Belang Hasseltse bestuurders belangrijker dan reizigersbelang?
In mei 2004 kwam in aanloop naar de gewestelijke verkiezingen toenmalig sp.a-partijvoorzitter en Hasselts burgemeester Steve Stevaert met het Spartacusplan; een tramnetwerk voor de provincie Limburg welke ontworpen is door Peter Meukens van de Belgische reizigersvereniging TreinTramBus.
Met drie sneltramlijnen was het de bedoeling Limburg op het terrein van het openbaar vervoer beter te ontsluiten; dit omdat de NMBS geen plannen had om in Limburg betere treinverbindingen te realiseren. Helaas moet geconstateerd worden dat vermelde ontsluiting heden ten dage slechter is dan in het verleden.

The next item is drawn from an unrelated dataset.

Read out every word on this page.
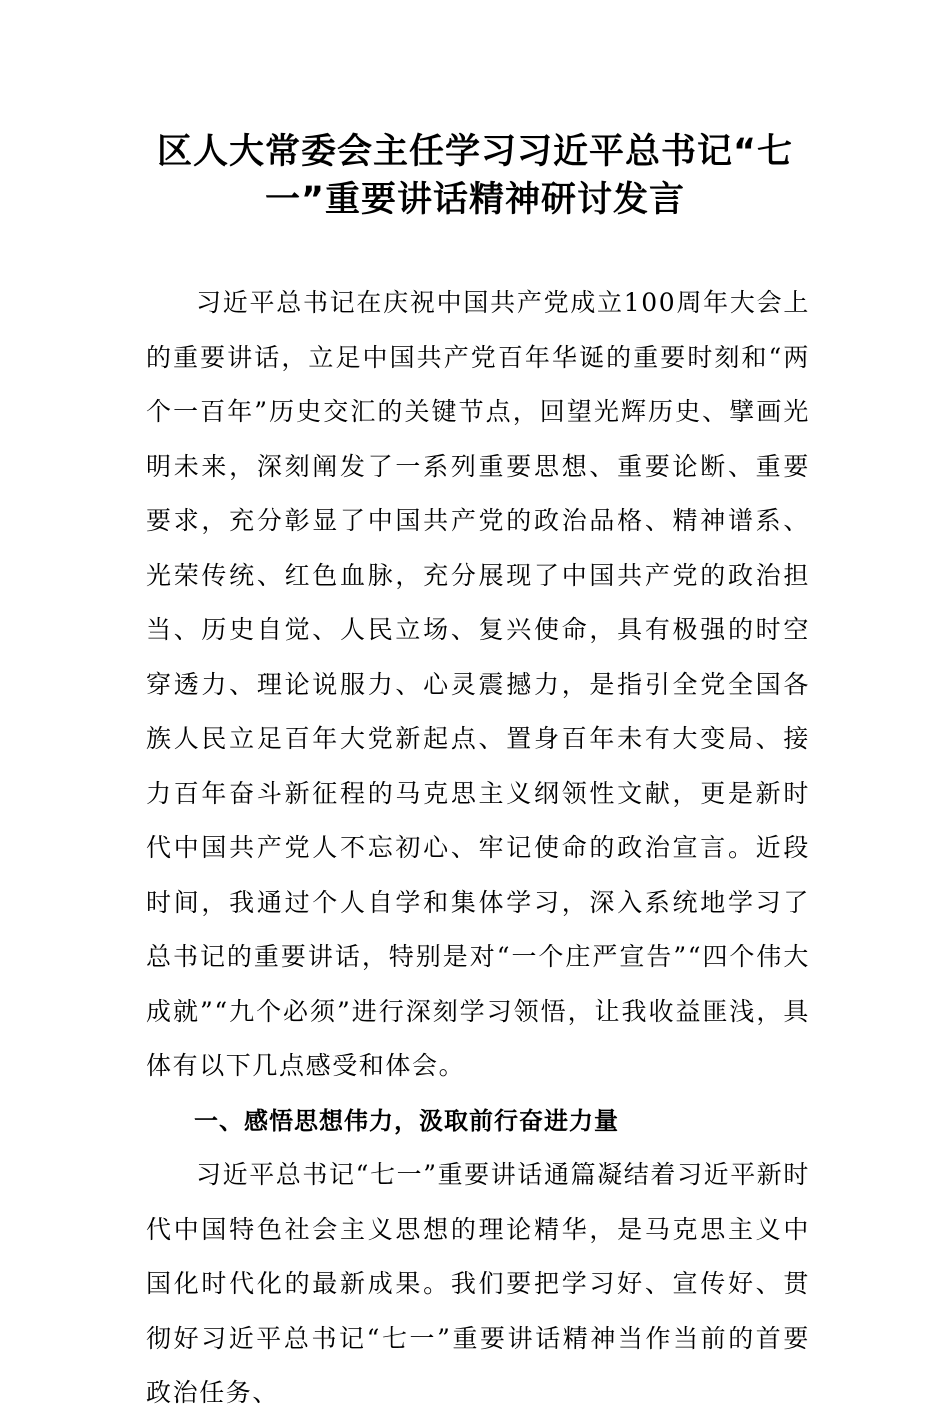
区人大常委会主任学习习近平总书记“七一”重要讲话精神研讨发言

习近平总书记在庆祝中国共产党成立100周年大会上的重要讲话，立足中国共产党百年华诞的重要时刻和“两个一百年”历史交汇的关键节点，回望光辉历史、擘画光明未来，深刻阐发了一系列重要思想、重要论断、重要要求，充分彰显了中国共产党的政治品格、精神谱系、光荣传统、红色血脉，充分展现了中国共产党的政治担当、历史自觉、人民立场、复兴使命，具有极强的时空穿透力、理论说服力、心灵震撼力，是指引全党全国各族人民立足百年大党新起点、置身百年未有大变局、接力百年奋斗新征程的马克思主义纲领性文献，更是新时代中国共产党人不忘初心、牢记使命的政治宣言。近段时间，我通过个人自学和集体学习，深入系统地学习了总书记的重要讲话，特别是对“一个庄严宣告”“四个伟大成就”“九个必须”进行深刻学习领悟，让我收益匪浅，具体有以下几点感受和体会。

一、感悟思想伟力，汲取前行奋进力量

习近平总书记“七一”重要讲话通篇凝结着习近平新时代中国特色社会主义思想的理论精华，是马克思主义中国化时代化的最新成果。我们要把学习好、宣传好、贯彻好习近平总书记“七一”重要讲话精神当作当前的首要政治任务、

Opmaat voor een betere bediening van bepaalde delen van Belgisch Limburg was het idee over de reactivering van spoorlijn 20; een treinverbinding uit lang vervlogen tijd tussen Hasselt en Maastricht. Maar omdat de Belgische nationale spoorwegmaatschappij (NMBS) hier geen oren naar had, is men omwille van een betere bereikbaarheid verder gegaan met het uitwerken van het op de plank liggende tramplan.
Hoewel de rijtijd van de trein tussen Hasselt en Maastricht (20 à 22 minuten) een stuk lager ligt dan die van de tram (37 à 39 minuten), biedt de tram wel de mogelijkheid om bijvoorbeeld langs de campus van de universiteit te rijden. In steden als Karlsruhe geeft een light-railverbinding mensen de mogelijkheid om vanuit de regio zonder overstap naar het stadscentrum te reizen. De tram aldaar is alsmede de introductie van dit vervoermiddel in vele andere Europese steden een succes gebleken. Dit succes zou zeker ook gaan gelden voor de tram tussen Hasselt en Maastricht. Maar om hieraan te kunnen voldoen zou de tram in beide hoofdsteden zijn begin- en eindpunt bij het station moeten krijgen. De gemeente Maastricht heeft echter op een gegeven moment geconstateerd dat de Wilhelminabrug niet sterk genoeg is voor de tram en daarop is door de B&W van Maastricht besloten dat de tram van “De Lijn” naar Hasselt op de Maasboulevard ter hoogte van het Mosea Forum zijn eind- en beginhalte zou krijgen. Vanaf het Mosea Forum rijden frequent bussen van en naar het station.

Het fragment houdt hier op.